Numb completely describes how I felt on that drive home from the consultation.  Michael’s response was to “flip into action”.  He wanted answers, solutions, a plan for fixing this.  I wanted to curl up and go to sleep.

But what we had to do was figure out how we would tell our 19, 15 and 13 year old children. During one of the millions of appointments over the last nine months, one nurse asked me how old my kids were.  When I answered she said, “Oh, they are pretty much on their own, this wasn’t such a big deal for them.”  You know I couldn’t pass up this teachable moment!  I let her know that they understood enough to be fearful from day one, had friends who had lost their moms to breast cancer and were looking up recurrence and survival statistics.  At this age, not only did we have to give accurate information, we had to guide the processing of that information.
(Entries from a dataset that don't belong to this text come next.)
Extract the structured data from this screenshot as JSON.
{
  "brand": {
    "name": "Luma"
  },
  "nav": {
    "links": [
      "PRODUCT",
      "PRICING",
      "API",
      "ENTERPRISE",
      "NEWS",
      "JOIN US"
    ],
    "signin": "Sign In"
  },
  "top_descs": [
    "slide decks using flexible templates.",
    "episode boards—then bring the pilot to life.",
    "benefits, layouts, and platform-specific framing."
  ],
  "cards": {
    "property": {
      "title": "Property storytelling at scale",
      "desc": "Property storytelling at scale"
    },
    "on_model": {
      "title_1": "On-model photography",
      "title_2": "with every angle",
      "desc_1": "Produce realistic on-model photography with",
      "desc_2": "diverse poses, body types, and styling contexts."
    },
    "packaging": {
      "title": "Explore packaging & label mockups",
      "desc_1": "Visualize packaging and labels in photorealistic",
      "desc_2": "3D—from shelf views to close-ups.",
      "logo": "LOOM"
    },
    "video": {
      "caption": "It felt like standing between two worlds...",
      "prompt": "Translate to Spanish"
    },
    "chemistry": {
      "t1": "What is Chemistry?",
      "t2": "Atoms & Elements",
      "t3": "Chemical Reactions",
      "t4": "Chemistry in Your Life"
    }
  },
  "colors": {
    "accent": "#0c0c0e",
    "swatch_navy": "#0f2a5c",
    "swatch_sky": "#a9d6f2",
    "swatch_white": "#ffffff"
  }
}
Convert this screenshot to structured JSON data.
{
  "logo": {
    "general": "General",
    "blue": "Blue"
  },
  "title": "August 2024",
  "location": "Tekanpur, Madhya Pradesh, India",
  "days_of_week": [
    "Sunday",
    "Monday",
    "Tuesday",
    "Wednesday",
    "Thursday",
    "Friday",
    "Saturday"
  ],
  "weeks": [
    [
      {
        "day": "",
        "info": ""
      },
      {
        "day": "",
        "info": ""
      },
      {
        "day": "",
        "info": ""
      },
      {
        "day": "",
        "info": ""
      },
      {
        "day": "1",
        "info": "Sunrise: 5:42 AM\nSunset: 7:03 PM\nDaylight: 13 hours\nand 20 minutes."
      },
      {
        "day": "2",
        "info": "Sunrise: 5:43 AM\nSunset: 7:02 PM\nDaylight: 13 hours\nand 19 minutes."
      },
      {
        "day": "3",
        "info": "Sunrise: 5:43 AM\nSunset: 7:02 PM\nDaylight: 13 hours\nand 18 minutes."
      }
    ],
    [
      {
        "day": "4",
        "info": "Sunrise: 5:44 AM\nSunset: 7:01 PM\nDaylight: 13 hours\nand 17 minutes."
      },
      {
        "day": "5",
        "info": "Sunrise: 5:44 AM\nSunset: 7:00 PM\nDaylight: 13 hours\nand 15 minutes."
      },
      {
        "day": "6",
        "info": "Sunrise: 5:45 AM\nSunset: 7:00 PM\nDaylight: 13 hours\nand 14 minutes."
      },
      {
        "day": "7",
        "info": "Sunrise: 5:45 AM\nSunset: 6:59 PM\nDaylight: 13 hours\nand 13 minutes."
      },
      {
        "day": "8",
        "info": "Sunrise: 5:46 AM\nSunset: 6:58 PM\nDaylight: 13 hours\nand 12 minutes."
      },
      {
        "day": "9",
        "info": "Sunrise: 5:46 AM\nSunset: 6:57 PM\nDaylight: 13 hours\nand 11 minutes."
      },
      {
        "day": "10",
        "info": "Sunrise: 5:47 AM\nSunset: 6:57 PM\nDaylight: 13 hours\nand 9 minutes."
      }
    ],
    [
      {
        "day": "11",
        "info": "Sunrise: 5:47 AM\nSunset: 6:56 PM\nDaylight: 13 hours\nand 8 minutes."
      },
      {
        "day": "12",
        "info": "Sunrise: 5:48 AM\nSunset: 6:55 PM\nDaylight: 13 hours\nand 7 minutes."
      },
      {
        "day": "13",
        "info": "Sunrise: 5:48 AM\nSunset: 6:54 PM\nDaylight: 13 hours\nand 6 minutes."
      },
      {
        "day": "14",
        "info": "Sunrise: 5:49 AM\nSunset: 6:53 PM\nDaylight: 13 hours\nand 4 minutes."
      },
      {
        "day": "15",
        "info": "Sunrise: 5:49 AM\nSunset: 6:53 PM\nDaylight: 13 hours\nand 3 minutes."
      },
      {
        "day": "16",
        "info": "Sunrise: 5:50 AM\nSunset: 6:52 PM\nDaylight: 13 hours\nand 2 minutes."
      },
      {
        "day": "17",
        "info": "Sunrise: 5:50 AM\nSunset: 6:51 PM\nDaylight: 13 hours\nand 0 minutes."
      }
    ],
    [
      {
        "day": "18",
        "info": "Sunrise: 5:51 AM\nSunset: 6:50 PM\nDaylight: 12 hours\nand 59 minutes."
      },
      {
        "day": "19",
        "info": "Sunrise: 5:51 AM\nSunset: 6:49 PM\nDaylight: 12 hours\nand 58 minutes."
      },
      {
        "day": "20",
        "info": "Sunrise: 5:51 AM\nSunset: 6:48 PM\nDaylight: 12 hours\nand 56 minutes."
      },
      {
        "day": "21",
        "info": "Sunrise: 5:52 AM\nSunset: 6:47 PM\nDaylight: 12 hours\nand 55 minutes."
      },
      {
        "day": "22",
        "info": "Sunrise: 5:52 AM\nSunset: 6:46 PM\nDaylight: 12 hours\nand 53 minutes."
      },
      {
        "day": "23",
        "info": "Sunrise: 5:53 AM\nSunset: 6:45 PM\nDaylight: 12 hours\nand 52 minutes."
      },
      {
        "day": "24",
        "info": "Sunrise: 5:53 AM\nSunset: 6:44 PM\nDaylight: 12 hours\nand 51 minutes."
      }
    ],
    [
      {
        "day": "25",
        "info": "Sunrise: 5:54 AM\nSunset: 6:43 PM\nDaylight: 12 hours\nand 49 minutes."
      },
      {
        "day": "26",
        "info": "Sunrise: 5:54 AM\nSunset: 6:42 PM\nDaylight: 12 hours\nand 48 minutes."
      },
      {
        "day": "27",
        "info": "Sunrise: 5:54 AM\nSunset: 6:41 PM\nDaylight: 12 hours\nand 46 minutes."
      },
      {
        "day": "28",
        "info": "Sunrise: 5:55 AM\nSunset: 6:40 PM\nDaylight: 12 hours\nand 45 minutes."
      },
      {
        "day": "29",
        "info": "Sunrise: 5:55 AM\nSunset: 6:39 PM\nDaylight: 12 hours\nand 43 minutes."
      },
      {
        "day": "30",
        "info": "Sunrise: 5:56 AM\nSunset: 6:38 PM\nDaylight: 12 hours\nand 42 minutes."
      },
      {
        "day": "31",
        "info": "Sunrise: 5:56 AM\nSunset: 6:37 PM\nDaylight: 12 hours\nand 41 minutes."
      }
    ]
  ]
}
In telling our kids, we followed the guiding principle that we had always stuck to in sharing tricky information with them.  We told the truth and answered their questions, but didn’t do the data dump.  We told them that I would need some surgery to remove some cells that were cancerous and that we weren’t sure about treatment following that—which was the truth.  We said that I was very healthy and that would help in my recovery.  We let them know that this wasn’t a secret, they could talk to their friends about it—we didn’t want them to feel isolated by this difficulty.  We let them know that there was no question that was off limits.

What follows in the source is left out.